After an invasive procedure or autopsy, the instruments and area used should be thoroughly disinfected with a sporicidal (spore-killing) agent such as formaldehyde. Sodium or calcium hypochlorite can be used, but with the caution that the activity of hypochlorites is greatly reduced in the presence of organic material.
Vaccine: A licensed vaccine (Anthrax Vaccine Adsorbed) made solely by BioPort Corp. is derived from sterile culture fluid supernatant taken from an attenuated strain.
Therefore, the vaccine does not contain live or dead organisms.
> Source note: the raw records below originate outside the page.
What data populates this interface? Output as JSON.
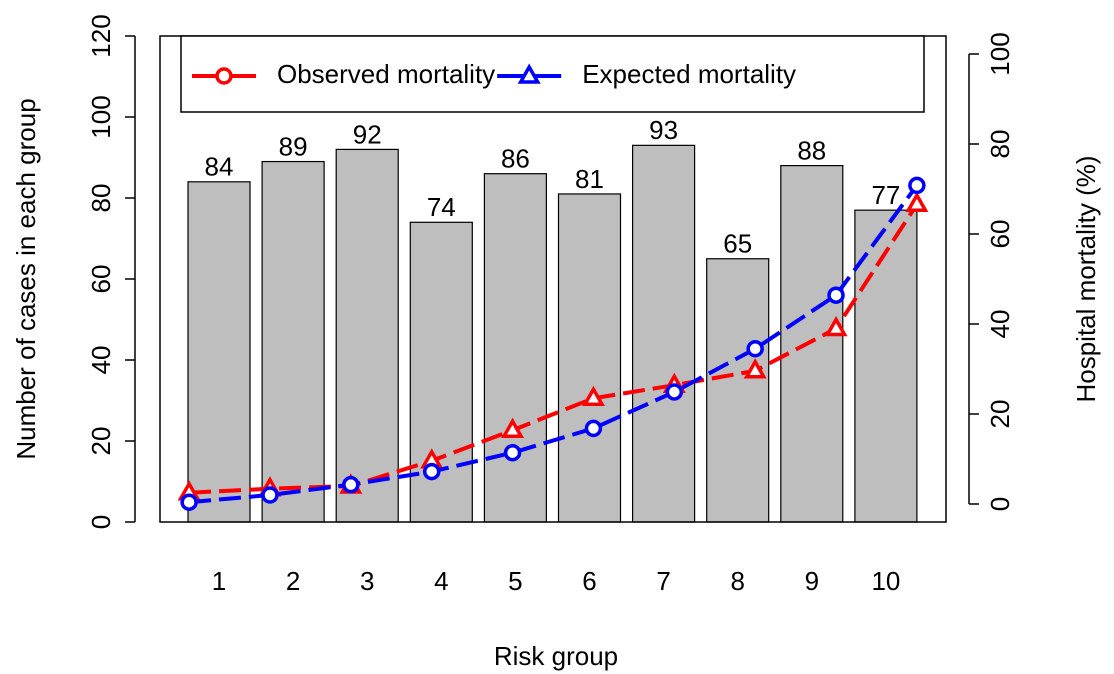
{
  "chart_data": {
    "type": "bar",
    "xlabel": "Risk group",
    "ylabel": "Number of cases in each group",
    "y2label": "Hospital mortality (%)",
    "categories": [
      "1",
      "2",
      "3",
      "4",
      "5",
      "6",
      "7",
      "8",
      "9",
      "10"
    ],
    "values": [
      84,
      89,
      92,
      74,
      86,
      81,
      93,
      65,
      88,
      77
    ],
    "color": "#bebebe",
    "ylim": [
      0,
      120
    ],
    "yticks": [
      0,
      20,
      40,
      60,
      80,
      100,
      120
    ],
    "y2lim": [
      -4,
      104
    ],
    "y2ticks": [
      0,
      20,
      40,
      60,
      80,
      100
    ],
    "series": [
      {
        "name": "Observed mortality",
        "color": "#ff0000",
        "marker": "triangle",
        "legend_marker": "circle",
        "axis": "y2",
        "values": [
          2.5,
          3.4,
          4.0,
          9.6,
          16.4,
          23.5,
          26.4,
          29.6,
          39.0,
          66.6
        ]
      },
      {
        "name": "Expected mortality",
        "color": "#0000ff",
        "marker": "circle",
        "legend_marker": "triangle",
        "axis": "y2",
        "values": [
          0.4,
          2.0,
          4.3,
          7.2,
          11.4,
          16.8,
          24.9,
          34.5,
          46.4,
          70.8
        ]
      }
    ],
    "legend": "top"
  }
}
However, because of numerous severe immunologic reactions to this vaccine, I cannot recommend it.
Antibiotics: Both military doctrine and a public health consensus panel recommend prophylaxis with ciprofloxacin (500 mg orally twice a day) as the first-line medication in a situation with anthrax as the presumptive agent.
Ciprofloxacin recently became the first medication approved by the FDA for prophylaxis after exposure to a biological weapon (anthrax).
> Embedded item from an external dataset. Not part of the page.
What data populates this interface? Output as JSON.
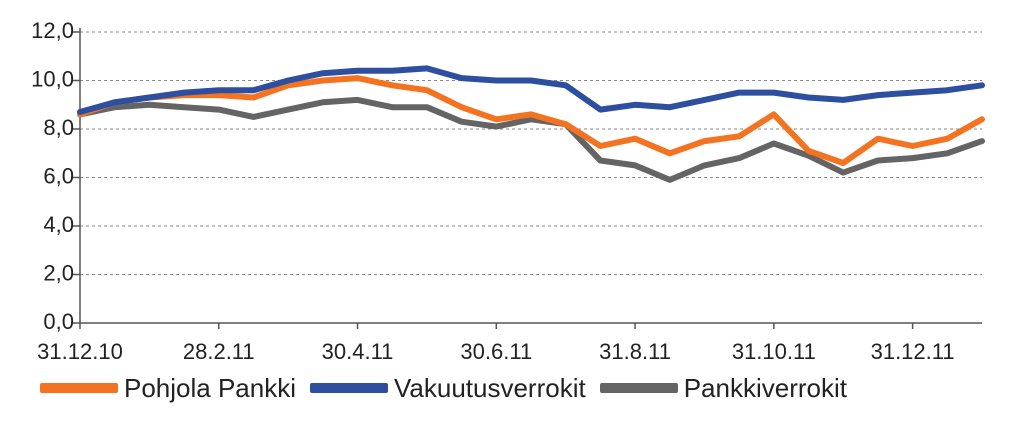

Bioweaponized anthrax is very likely to be resistant to alternatives such as doxycycline (100 mg orally twice a day) or amoxicillin (500mg orally every 8 hours).
Should an attack be confirmed as anthrax, antibiotics should be continued for at least 4 weeks in all those exposed.
Optimally, patients should have medical care available upon discontinuation of antibiotics, from a fixed medical care facility with intensive care capabilities and infectious disease consultants.
"Biohazard" by Ken Alibek, M.D., Ph.D.
USAMRIID: Manual of Biological Warfare
In April 1979, an anthrax outbreak in the Soviet city of Sverdlovsk, roughly 850 miles east of Moscow, killed 66 of 94 infected people. The first victim died after 4 days; the last one died 6 weeks later.
The Soviet government claimed the deaths were caused by intestinal anthrax from tainted meat. It was not until 1992 that President Boris Yeltsin admitted the outbreak was the result of military activity at a suspected Soviet biological weapons facility located in the city.